Will Reid quit? Don’t bet on it

The Review-Journal’s latest statewide survey conducted by Mason-Dixon Polling & Research once again shows Senate Majority Leader Harry Reid trailing against three possible Republican challengers in the 2010 election.

The R-J’s new political reporter, Laura Myers, catches Mason-Dixon managing partner Brad Coker in a moment of unabashed candor.

"I have a theory that one of the reasons Reid’s behaving the way he’s behaving is he’s going to bail out," Coker said. "He’s trying to get everything he can get done done. I think he’s going to spend the next year trying to get anything and everything through regardless of the consequences."

I can’t tell you how many times in the last month I’ve heard similar lines from GOP operatives and folks who just plain hate Harry. Those remarks have increased in intensity in the wake of the retirement announcement of Democratic Senators Chris Dodd of Connecticut and Byron Dorgan of North Dakota.

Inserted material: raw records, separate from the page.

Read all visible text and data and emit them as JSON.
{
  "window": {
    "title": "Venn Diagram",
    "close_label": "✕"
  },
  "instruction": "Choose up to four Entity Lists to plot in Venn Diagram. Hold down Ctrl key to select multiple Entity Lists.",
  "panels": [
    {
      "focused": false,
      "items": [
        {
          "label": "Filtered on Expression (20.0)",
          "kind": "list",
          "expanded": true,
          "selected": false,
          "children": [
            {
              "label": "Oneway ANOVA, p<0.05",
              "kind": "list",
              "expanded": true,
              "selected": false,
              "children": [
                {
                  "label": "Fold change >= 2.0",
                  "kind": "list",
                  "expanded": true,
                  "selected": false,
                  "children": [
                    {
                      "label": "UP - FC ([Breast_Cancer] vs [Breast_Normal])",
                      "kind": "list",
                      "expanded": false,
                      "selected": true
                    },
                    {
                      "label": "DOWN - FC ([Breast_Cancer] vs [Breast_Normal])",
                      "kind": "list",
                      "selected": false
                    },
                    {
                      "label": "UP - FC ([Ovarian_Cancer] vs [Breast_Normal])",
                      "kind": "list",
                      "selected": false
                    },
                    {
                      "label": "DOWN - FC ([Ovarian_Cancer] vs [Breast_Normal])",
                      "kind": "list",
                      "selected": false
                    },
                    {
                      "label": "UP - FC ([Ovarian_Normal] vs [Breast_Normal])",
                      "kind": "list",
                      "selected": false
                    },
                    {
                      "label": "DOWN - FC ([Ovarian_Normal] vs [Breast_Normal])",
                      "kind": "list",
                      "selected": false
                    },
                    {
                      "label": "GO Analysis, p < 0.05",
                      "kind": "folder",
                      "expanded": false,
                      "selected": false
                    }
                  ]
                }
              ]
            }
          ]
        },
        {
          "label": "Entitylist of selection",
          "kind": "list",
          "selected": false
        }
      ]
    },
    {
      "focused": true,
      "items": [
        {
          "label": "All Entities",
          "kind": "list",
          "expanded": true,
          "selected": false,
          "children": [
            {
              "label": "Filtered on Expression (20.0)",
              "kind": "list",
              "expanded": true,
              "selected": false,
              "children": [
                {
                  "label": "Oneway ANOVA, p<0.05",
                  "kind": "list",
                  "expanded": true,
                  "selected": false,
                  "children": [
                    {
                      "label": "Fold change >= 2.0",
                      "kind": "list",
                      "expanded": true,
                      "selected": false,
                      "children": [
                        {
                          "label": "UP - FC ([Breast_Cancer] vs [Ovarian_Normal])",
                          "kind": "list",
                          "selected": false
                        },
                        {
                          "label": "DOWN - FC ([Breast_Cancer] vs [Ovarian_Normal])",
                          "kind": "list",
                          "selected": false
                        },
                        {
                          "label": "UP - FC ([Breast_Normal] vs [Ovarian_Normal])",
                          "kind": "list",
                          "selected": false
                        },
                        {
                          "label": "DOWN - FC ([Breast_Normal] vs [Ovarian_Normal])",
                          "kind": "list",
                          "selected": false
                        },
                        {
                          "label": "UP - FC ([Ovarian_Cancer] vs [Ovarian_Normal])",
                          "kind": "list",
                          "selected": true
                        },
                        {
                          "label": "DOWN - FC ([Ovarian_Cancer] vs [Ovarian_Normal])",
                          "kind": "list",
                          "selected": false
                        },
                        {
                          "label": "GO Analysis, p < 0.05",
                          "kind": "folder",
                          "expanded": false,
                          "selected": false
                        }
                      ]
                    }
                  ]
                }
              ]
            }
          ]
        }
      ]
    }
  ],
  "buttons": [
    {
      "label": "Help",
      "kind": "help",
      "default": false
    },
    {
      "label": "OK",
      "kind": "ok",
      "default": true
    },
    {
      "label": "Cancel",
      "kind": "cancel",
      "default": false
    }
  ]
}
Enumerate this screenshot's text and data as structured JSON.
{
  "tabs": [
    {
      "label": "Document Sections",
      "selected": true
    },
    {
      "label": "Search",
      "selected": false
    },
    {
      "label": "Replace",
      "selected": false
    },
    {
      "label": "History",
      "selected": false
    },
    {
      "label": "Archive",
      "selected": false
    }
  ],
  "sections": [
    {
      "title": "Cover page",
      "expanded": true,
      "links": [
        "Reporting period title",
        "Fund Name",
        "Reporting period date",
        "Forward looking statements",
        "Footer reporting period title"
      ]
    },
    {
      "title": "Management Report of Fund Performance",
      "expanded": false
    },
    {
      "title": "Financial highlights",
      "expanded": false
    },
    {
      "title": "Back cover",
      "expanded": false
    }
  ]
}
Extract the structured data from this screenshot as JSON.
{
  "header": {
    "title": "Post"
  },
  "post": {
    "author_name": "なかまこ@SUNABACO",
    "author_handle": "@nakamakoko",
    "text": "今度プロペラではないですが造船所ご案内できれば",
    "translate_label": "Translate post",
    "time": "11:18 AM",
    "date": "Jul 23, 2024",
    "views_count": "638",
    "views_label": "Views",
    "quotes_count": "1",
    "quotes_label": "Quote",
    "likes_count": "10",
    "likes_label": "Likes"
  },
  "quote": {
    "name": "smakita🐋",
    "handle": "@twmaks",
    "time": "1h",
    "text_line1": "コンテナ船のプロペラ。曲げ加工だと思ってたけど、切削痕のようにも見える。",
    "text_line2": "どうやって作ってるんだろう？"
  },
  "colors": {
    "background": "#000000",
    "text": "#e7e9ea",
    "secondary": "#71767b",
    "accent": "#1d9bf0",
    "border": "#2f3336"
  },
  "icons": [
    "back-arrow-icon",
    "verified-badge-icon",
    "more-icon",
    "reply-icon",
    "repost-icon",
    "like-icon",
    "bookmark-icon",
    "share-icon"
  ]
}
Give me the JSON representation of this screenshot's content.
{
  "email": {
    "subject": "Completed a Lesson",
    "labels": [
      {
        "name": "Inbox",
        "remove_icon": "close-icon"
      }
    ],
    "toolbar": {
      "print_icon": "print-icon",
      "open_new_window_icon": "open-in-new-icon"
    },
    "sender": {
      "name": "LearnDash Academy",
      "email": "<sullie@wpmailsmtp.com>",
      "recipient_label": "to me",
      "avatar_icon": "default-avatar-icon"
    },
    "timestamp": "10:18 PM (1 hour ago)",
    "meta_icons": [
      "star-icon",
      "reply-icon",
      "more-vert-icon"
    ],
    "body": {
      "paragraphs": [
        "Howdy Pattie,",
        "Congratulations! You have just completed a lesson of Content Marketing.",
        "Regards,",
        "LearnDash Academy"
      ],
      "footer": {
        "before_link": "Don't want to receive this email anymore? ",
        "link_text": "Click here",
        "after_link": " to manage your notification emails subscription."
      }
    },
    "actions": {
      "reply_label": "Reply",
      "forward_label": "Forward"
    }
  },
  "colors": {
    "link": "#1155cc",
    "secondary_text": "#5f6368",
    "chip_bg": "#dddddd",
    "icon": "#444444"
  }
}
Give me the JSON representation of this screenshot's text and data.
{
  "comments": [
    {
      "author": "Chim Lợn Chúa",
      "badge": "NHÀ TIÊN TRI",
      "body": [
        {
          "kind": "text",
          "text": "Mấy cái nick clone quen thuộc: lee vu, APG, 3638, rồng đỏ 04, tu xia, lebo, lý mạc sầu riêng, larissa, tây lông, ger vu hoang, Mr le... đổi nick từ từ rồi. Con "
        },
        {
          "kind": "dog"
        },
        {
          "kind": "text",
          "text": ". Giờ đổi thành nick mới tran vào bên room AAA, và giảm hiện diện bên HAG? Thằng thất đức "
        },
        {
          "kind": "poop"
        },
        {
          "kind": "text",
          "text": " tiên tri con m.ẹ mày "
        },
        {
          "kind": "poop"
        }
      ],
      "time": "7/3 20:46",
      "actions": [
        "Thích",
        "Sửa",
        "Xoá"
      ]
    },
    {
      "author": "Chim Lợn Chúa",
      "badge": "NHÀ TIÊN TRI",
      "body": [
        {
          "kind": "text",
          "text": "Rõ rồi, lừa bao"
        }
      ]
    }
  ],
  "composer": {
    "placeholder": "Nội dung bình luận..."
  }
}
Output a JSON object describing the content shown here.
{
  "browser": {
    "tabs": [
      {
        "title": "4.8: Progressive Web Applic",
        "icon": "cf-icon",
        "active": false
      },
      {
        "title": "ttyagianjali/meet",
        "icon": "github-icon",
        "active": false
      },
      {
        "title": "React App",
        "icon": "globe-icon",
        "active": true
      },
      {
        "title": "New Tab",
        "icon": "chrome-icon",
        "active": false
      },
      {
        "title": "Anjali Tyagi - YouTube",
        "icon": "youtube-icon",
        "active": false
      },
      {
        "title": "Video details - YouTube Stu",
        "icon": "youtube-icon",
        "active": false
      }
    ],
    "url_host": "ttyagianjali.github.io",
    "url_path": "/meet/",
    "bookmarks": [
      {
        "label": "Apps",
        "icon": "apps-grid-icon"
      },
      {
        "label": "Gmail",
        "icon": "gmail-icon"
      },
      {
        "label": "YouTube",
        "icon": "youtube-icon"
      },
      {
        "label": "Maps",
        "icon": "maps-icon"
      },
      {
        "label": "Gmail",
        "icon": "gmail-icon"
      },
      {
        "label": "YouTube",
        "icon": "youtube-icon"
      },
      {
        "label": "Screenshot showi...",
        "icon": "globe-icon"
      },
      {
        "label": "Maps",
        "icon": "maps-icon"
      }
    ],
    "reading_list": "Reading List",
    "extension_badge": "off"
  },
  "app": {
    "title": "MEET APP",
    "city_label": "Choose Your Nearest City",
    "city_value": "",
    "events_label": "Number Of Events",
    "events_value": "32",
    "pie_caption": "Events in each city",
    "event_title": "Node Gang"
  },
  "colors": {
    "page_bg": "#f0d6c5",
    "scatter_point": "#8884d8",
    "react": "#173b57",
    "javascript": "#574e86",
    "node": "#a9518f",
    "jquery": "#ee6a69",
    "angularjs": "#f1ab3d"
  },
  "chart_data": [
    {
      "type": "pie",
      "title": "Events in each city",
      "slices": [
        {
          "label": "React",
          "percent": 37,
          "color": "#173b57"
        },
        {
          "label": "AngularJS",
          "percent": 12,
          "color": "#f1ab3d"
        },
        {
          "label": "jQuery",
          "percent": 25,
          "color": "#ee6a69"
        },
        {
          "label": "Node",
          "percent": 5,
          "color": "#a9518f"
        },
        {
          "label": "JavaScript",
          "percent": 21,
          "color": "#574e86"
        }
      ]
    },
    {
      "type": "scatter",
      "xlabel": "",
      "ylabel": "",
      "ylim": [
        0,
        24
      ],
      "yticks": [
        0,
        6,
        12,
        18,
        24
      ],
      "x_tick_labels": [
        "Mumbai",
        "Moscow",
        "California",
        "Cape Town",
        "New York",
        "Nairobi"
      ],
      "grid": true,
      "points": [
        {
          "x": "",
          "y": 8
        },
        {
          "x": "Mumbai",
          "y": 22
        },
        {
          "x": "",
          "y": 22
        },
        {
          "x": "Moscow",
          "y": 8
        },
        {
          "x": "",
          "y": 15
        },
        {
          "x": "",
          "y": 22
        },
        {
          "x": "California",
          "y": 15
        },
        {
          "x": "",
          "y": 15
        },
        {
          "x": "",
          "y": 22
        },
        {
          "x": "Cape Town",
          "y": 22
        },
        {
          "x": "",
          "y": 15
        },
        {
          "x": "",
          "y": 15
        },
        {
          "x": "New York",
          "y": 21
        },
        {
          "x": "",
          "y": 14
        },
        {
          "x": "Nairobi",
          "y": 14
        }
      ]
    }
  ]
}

Trouble with the theory is, it doesn’t take into account Reid’s obsession with the mechanics of campaigns. His people not only have internal polls that show he can win, but his researchers are working overtime to develop battle plans that could hit challengers in very sensitive areas.

In my opinion, his greatest challenge will be in proving to voters, friends and foes alike, that he’s not going to rely solely on canned events and TV ads. He needs to mix it up, and that includes getting out there among people who aren’t going to like him.

Unless a serious health issue arises, there’s no way he’ll fold his hand. It would not only run contrary to his character, but it would also stain his legacy.